According to Deia Lasu, a senior student at the school, she reached her boiling point during the school’s morning announcements on Martin Luther King Jr. Day that quoted Dr. King’s widow noting the importance of the day and King’s desire that society one day be colorblind.

 

Lasu found the comment offensive because it called into question her desire for the world to see her race and acknowledge and accept it. In response, Lasu wrote to Southeast’s principal telling him that being colorblind is a “form of privilege” and disregards races and cultures.

 

Lasu’s letter resulted in several meetings with her principal and eventually other students were brought in.

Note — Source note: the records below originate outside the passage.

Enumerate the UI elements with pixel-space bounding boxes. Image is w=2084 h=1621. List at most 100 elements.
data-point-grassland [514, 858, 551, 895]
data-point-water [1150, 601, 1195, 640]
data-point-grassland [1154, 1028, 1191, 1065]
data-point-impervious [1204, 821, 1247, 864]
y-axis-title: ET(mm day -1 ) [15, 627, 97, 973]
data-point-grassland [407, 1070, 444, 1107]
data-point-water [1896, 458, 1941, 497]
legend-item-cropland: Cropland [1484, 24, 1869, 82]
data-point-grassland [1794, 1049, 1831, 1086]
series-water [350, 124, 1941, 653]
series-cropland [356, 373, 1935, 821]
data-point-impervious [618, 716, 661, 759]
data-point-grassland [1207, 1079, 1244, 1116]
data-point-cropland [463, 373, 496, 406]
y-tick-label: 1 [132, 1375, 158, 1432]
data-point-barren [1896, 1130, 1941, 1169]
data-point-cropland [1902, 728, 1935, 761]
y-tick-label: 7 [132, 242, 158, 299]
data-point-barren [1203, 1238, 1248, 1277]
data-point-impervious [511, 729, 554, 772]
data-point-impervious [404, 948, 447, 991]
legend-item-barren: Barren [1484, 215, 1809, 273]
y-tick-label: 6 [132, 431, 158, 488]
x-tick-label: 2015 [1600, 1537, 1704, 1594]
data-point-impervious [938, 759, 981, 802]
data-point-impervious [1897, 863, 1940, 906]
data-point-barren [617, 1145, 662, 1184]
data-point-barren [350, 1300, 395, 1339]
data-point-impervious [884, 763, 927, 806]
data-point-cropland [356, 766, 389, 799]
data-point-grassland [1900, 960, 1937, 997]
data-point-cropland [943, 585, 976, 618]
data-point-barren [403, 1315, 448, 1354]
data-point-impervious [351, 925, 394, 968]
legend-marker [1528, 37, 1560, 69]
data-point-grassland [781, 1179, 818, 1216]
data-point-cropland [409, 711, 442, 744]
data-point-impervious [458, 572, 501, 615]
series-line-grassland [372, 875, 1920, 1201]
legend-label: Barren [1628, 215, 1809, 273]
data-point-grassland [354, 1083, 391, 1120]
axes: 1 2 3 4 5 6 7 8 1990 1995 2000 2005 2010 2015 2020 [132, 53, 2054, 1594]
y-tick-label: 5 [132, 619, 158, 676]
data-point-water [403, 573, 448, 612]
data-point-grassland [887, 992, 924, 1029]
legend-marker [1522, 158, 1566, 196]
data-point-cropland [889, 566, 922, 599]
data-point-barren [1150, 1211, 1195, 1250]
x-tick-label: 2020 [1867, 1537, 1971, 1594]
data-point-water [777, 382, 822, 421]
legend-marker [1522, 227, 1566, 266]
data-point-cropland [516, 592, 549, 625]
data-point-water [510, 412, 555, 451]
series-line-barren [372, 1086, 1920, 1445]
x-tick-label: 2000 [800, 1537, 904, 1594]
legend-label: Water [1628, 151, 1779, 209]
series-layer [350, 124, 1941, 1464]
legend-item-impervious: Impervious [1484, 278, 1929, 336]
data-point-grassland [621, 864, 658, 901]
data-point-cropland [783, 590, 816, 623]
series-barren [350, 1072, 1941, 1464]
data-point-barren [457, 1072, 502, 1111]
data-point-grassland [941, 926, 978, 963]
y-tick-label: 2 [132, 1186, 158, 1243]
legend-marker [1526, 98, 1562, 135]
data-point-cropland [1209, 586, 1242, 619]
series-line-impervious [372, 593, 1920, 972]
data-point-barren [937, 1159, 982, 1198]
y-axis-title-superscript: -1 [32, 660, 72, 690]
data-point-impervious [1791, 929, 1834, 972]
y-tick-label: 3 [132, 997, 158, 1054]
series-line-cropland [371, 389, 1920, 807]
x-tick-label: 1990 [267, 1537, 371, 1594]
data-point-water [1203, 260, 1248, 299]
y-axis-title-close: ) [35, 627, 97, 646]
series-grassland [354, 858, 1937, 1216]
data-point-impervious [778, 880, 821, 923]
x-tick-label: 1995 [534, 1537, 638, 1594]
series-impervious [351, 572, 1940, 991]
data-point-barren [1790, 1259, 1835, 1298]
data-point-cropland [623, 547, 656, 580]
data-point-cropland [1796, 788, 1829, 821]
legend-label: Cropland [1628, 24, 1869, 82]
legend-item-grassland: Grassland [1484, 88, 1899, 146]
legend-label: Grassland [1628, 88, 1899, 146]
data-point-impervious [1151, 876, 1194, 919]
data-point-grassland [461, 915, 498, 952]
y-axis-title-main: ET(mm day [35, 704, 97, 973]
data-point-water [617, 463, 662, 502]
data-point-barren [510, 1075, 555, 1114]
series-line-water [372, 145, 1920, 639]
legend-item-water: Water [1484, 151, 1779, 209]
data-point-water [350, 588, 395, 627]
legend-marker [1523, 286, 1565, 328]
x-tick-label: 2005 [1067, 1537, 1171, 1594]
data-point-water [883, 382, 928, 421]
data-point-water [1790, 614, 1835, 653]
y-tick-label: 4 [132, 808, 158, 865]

These meetings eventually led to the formation of peer mediation, which Lasu and her principal hope will change the schools culture and resolve disputes.

 

Explains Southeast’s principal, “What began as a conversation with a couple of students around race ... led to the formation of a group that really has a much broader goal of changing (school) climate by resolving issues that arise, some that may be racial in nature.”

 

The program has already had an opportunity to help students. In one case it was a dispute that began after student were quoted in the school’s newspaper telling immigrants to leave the country if they were not legal. Other students participated in mediation after offensive language was used.

 

In addition to the program to settle specific disputes, the change in approach has carried over into the classroom and students often discuss divisive political issues during class discussions.